Section: Features

Leaving a legacy: Harcourt Parish rector pursues new path

By Victoria Ungvarsky

This past July, Harcourt Parish bid farewell to Reverend Helen Svoboda-Barber, the Gambier community’s longest-serving rector since the 1800s. Svoboda-Barber left Harcourt Parish after 10 years to pursue new opportunities as the rector at St. Luke’s Episcopal Church in Durham, N.C.

Although she began at Harcourt in 2004, Svoboda-Barber’s Kenyon legacy began over 190 years ago with Bishop Philander Chase. In 1824, Chase founded the College as an Episcopal seminary and assisted in the establishment of Harcourt Parish only three years later. Svoboda-Barber is Chase’s great-great-great-granddaughter, and she grew up hearing stories about him. 

“When I began doing a national job search, the first thing I did was check to see if there were any Episcopal churches founded by Philander Chase that were looking for a new priest,” Svoboda-Barber wrote in an email to the Collegian. It turned out that Harcourt Parish was the perfect fit, and she and her husband, Shawn, and then-six-month-old son, Charlie, relocated to Gambier in 2004.

During her time at Harcourt Parish, Svoboda-Barber sought to strengthen the church’s spiritual core, while encouraging greater engagement with the Kenyon community.  “Over the past 30 or 40 years, the College [has] evolved in ways that separated it more from the Parish,” she said. “But in the last five years or so, the Parish has worked hard to understand where the College is now and where it is going, and to find ways it can be meaningful to the College now and into the future.” 

She cited the Parish’s increased focus on community service as a way of engaging students. In particular, Svoboda-Barber loved the Rummage Sale as a way to get students involved with the Parish and help the community. “It’s terribly hard work, but so much fun, too,” she said. “The literal tons of stuff we keep out of the waste stream, the number of students and community members we help, the nonprofit agencies that receive the grants from the sale … [is] phenomenal, and very memorable.”

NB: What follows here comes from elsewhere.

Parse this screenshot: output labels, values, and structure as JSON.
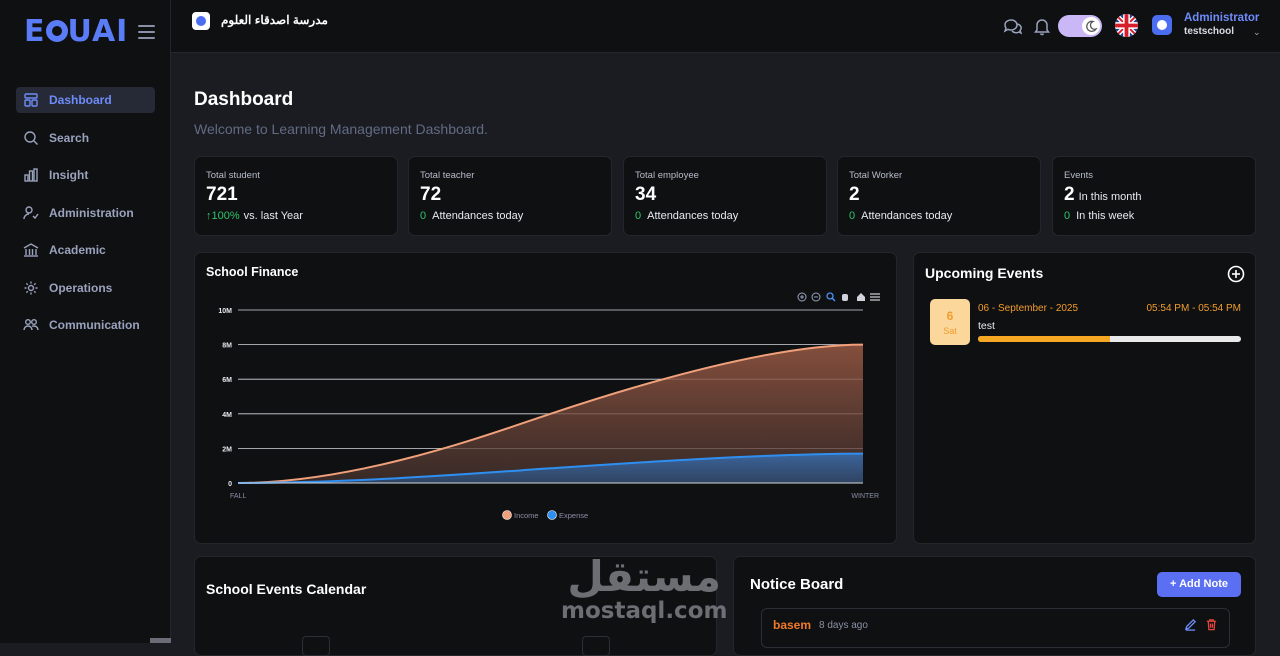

Although Svoboda-Barber wanted to strengthen the connection between Harcourt Parish and Kenyon students, her true passion was delivering the message of God. As rector, she served as the head of the Church of the Holy Spirit and acted as a spiritual guide to her parishioners. Svoboda-Barber cited the people of Harcourt Parish as her favorite part of working there. “Everyone who attends makes a conscious choice to be there — no one is attending to be seen or because it’s the thing to do,” she said. “They are witty and intelligent and dedicated and faithful.”

One of her favorite memories of her tenure is the “Maundy Thursday” service each year, which takes place on the Thursday before Easter to commemorate Jesus’ last supper with His Apostles. “That service traditionally ended in the dark, with [Professor of Drama] Jon Tazewell and me belting out ‘Were You There’ so loudly that the roof almost flew off,” Svoboda-Barber said. “The intensity of that moment, repeated yearly, has been a high point of my ministry.,”

But her enthusiastic singing is not the only mark she has left. Svoboda-Barber greatly influenced Gregory Stark ’13, who is now studying in the seminary at Yale Divinity School. “Her focus was very much on fostering those individual relationships between parishioners and students and people in the community,” Stark said. Svoboda-Barber helped develop Stark’s spiritual beliefs and she baptized him into the Episcopal Church during his sophomore year. Stark spoke about her dedication to encouraging the relationship between students and the church: “[She] was really key in making sure there was still an Episcopal student ministry … [and] making sure there was still a presence on campus,” he said.

Rebecca Ogus ’14, a former member of the College’s Episcopal student organization Canterbury Kenyon, fondly remembered Svoboda-Barber’s welcoming nature. “In inviting the congregation to Eucharist [the sacrament of Communion], she made sure to note that it was not the Episcopal Church’s altar or Harcourt Parish’s altar but God’s altar and ‘you are welcome here,’” Ogus wrote in a Facebook message to the Collegian. “In a world where so many people have been rejected and traumatized by organized religion, to me this felt like a way to get back to the root of love, compassion and acceptance that is present in Christianity.” 

After a decade at Harcourt Parish, Svoboda-Barber is excited to take on new challenges, but she will always think fondly of her time at the parish her great-great-great-grandfather started. She hopes new generations of students will not be afraid to stop by. “Just wander in any Sunday morning at 10:30 and see what you find,” she said. “You might make a new friend, you might hear something to ponder, you might even find something you didn’t know you were missing.”